「瑞香、ありがとう」
英司がふわりと微笑んだ。
きっと私に話すべきか悩んでいただろうし、私の反応を恐れていたに違いない。だから私と会った時に、あんな硬い表情をしていたのだろう。
表情を緩ませる英司と佐倉さんの向こう側に、海棠さんの姿が映ってる。
ホームから駆け上がってきたのだろうか、僅かに肩を揺らしているように見える。ちくりと刺さるような視線に不安が混じっているのが感じられたから、『大丈夫』と手を振った。
海棠さんは安心したように目を細めて、小さく頷く。
私の視線を辿って、英司と佐倉さんが振り返る。同時に海棠さんは笑顔で会釈して、こちらへと歩いてくる。
すると英司は、私と海棠さんを交互に見て不思議そうな顔。何か言いたそうな口元を見たら、顔が緩んでしまって笑いそうになる。

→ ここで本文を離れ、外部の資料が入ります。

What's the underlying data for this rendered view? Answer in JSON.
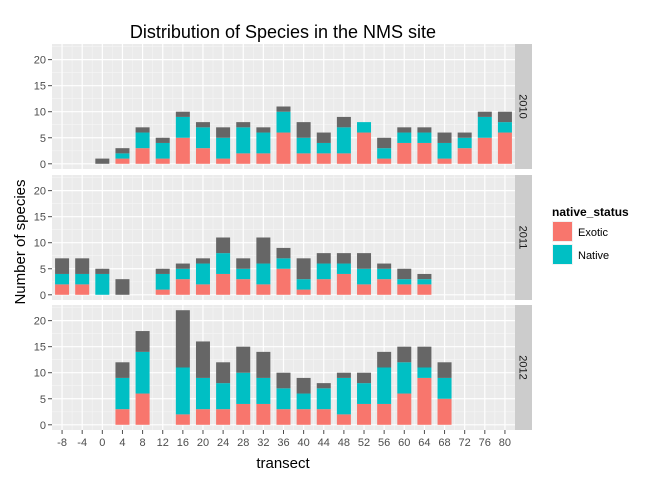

「英司、紹介するね。こちらは海棠さん、道の駅で一緒に働いてるの」
「海棠です、はじめまして」
私が紹介すると、海棠さんはもう一度礼をして右手を差し出した。その手を握り締めて、英司がきゅっと口角を上げる。
「あなたが海棠さんですか、母さんから聞いてました」
「英司、おばちゃんから何か聞いてたの?」
問いかけると英司は得意げな表情。
隣で佐倉さんが小さく頷いてるということは、今日聞いてきたばかりなのかもしれない。